C’est vrai. Ça se sent dans l’air. On a tous un peu envie de finir comme dans la pub de gomme Extra (le « on » exclue la personne qui parle et qui n’a pas l’intention de briser son couple pour aller frencher des inconnus sur les terrasses). Si cette perspective donne envie de s’embarquer dans des orgies sur les pentes du Mont-Royal, je n’ai quand même pas pu m’empêcher de penser qu’elle pouvait aussi être synonyme d’augmentation des ITSS.
On (cette fois-ci, le « on » inclue la personne qui parle) s’est donc entretenus avec une experte pour parler ITSS et prendre le pouls de ce qui se passe avec la santé sexuelle des 18-35. Parce que je ne connais personne qui veut attraper la gonorrhée.
«Ce qu’on voit, c’est que [les ITSS sont] en augmentation.

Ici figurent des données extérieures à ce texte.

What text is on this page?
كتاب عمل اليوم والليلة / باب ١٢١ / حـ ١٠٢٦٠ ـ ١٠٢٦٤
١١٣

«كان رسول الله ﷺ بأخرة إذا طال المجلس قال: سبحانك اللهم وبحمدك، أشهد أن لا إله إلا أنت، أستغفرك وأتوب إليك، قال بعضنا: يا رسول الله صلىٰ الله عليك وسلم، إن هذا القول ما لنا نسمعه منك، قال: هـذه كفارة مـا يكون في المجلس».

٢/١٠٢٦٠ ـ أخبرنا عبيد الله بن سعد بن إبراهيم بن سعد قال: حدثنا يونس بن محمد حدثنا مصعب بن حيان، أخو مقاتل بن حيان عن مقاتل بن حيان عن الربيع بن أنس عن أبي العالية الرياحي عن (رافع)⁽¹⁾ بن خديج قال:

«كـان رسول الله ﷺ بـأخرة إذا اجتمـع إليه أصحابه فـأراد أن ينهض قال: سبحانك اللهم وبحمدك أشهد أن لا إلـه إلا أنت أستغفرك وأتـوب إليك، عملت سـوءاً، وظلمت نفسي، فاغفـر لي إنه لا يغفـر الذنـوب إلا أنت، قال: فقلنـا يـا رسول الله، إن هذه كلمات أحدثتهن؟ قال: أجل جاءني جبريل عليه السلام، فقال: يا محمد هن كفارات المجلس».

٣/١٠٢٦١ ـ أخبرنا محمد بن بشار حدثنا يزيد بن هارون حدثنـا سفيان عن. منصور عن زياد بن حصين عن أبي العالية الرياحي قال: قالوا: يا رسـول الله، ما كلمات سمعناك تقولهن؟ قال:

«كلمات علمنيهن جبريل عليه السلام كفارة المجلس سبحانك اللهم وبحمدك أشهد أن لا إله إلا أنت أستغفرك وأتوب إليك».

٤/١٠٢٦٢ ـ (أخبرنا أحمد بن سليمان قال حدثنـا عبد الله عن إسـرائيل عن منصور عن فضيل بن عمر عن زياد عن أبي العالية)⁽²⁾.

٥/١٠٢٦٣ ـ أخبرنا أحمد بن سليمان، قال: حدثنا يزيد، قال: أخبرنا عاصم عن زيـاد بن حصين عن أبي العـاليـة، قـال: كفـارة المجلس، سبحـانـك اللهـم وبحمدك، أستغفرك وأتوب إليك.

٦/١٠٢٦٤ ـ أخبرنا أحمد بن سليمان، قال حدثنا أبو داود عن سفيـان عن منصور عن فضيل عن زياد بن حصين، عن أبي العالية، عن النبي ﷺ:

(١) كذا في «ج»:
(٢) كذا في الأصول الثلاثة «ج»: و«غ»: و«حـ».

On essaie toujours de voir quelles sont les raisons, parce que ce n’est pas juste chez les hommes, c’est aussi chez les femmes hétérosexuelles», explique Dre Alexandra Hamel, médecin omnipraticienne en VIH-Hépatite virale, dépendance, ITSS et co-fondatrice de la clinique l’Agora. Quand on parle d’augmentation, ce n’est pas deux ou trois cas de plus. On parle de 70% d’augmentation lors du déconfinement de l’été dernier! Bon, les gens avaient grandement arrêté de se faire dépister pendant le premier confinement, seulement ce n’est pas la seule raison qui explique ce phénomène.
On ne capote plus pour la capote
La réticence par rapport au port du préservatif dans la population générale est un bon départ pour comprendre cette hausse. Avec l’arrivée de la PrEP pour les personnes plus à risque et la découverte selon laquelle les personnes suivant un traitement antirétroviral efficace avec une charge virale indétectables ne pouvaient pas transmettre le VIH par voie sexuelle, la menace terrible que représentait le VIH/SIDA s’est estompée.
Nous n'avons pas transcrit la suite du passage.